Where the Most Promising COVID-19 Vaccinations Stand Today

At the time of this writing on May 1st, over 1.06 million Americans have become infected with Coronavirus and around 65,000 have died. However, there are also 89 biotech and pharmaceutical labs racing to develop a cure. 7 of those companies are already actively carrying out human clinical trials.

With CDC Director Anthony Fauci suggesting that a viable vaccine candidate could be ready by January 2021 and the UK believing they’ll know by July whether their experimental vaccine is working, it appears as though we should have a breakthrough in a matter of months, instead of years.

The Race to Develop a Coronavirus Cure

The four companies - Pfizer, Gilead Sciences, Moderna, and Johnson & Johnson - that have progressed the farthest with their COVID-19 vaccine research.

At the moment, it’s companies like Johnson & Johnson, Gilead, and Pfizer that are leading the charge. However, other less widely known companies like Moderna and Novavax are making progress as well.

In mid-March, Moderna announced they had received nearly $500 million in funding from the U.S. government to advance to clinical trials of their drug candidate mRNA-1273. Other companies like Gilead have medications they were developing to combat other diseases and viruses that now appear to have an effect on combating COVID-19, though not always at statistically significant rates. Interestingly enough, Gilead’s drug Remdesivir was originally developed as a potential cure for Ebola. This is also how Novavax, another pharmaceutical company, came across their own experimental vaccine candidate.

For the most established and well-known medical brand names in the industry, like Johnson & Johnson and Pfizer, financial investments have been extreme. In addition to recently announcing the investment of $50 million to frontline healthcare workers across the globe battling COVID-19, J&J has partnered with BARDA to donate more than $1 billion dollars to COVID-19 research. They also have a drug candidate expect to go into human clinical trials this fall.

For Pfizer, the company expects to have 10-20 million doses of their experimental vaccine prepared for global distribution by EOY 2020. Although their drug has not yet passed trials, they are counting on successful tests and are preparing to move fast once they receive the green light.

CDC Head Dr. Fauci Talks About Finding a COVID-19 Vaccine

Although these are the primary companies leading the charge, there are over 80 individual companies with vaccine candidates in play. And with major billionaire donors and philanthropists like Bill Gates announcing hundreds of millions in continued funding, the charge for a vaccine will likely last until one is actually discovered.

Conclusion: When Will We Find a COVID-19 Vaccine?

Given the vast level of funding and global media attention, I believe it is indeed only a matter of time before a Coronavirus vaccine is discovered, commercialized, and brought to market.
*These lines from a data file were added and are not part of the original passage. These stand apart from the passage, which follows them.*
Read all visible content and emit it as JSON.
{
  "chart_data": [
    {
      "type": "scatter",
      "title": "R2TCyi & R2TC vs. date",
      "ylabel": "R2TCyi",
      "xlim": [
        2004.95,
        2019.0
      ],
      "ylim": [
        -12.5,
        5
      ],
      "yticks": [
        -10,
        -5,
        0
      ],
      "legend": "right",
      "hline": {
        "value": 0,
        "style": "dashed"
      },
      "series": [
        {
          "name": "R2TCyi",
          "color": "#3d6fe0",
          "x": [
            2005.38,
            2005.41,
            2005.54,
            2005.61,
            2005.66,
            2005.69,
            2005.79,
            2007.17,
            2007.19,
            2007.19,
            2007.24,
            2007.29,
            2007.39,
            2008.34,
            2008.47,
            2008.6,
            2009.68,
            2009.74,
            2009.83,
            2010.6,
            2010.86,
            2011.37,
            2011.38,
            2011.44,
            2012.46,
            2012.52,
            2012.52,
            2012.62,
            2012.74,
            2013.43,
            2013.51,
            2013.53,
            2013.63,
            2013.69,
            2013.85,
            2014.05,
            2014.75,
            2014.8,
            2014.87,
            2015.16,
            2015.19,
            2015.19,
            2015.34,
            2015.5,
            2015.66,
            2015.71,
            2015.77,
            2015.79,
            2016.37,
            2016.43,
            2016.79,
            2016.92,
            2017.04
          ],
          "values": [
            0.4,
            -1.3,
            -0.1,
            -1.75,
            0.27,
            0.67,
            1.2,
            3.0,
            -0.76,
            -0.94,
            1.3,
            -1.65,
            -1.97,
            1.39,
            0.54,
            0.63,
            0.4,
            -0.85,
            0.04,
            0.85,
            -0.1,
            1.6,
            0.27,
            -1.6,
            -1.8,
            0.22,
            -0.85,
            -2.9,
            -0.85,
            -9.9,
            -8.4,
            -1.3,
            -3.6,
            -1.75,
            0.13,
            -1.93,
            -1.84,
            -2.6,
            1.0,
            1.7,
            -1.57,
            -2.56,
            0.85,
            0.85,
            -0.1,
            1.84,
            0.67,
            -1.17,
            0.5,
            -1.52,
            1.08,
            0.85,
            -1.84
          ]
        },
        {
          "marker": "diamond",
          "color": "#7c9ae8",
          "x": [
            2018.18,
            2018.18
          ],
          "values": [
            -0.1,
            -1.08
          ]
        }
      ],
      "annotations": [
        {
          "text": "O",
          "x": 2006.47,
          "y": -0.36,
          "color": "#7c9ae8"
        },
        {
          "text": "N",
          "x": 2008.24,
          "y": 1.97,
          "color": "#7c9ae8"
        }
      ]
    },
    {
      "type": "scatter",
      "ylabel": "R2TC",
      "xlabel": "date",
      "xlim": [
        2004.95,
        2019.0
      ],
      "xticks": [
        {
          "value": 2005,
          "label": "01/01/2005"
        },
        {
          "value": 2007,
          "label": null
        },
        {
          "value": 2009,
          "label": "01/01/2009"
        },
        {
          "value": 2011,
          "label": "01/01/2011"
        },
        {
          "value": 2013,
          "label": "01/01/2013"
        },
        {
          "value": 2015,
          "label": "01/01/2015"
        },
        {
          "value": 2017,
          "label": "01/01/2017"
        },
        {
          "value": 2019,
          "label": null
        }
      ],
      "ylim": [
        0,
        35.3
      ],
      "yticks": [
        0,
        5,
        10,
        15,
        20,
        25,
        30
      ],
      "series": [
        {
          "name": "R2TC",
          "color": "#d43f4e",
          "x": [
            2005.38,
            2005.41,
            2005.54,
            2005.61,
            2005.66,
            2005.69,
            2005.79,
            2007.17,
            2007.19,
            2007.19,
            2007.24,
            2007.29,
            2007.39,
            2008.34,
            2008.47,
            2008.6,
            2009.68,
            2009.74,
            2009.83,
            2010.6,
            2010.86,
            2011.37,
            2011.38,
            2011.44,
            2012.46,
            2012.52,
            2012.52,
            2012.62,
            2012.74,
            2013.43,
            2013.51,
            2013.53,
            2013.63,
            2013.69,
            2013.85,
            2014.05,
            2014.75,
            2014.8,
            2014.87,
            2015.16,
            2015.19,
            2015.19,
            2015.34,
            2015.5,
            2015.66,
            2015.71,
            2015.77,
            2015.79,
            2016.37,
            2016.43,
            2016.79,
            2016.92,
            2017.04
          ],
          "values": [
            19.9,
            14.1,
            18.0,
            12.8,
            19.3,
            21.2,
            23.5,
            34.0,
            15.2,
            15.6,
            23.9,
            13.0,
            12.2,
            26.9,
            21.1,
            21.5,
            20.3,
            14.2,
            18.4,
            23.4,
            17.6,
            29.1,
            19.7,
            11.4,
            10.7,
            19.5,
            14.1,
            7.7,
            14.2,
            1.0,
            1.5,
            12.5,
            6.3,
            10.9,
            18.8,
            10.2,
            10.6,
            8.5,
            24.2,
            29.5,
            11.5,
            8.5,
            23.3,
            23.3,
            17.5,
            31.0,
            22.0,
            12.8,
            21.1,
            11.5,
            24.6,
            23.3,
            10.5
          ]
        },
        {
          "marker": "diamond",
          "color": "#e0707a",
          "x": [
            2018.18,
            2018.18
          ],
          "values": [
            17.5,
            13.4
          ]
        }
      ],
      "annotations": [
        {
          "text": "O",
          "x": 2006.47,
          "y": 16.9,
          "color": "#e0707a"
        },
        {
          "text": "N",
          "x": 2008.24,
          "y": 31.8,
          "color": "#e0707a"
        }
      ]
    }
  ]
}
It will likely happen in late 2020 or early 2021.

Although much of the investments and many of the drug candidates will ultimately prove unsuccessful, the public only needs a few successful options. Such is the nature of pharmaceutical research; there may be a large pool of researchers, but very rarely do numerous projects make it through completion to see success.

However, in the years to come, I would expect a much greater focus on virology and research in infectious diseases by hedge funds, investment firms, philanthropists, and governments. Just as COVID-19 is not the first virus we’ve come across, it is surely not the last either. And while the human population is probably close to winning the battle against COVID-19, we are still far, far away from winning the war on infectious diseases.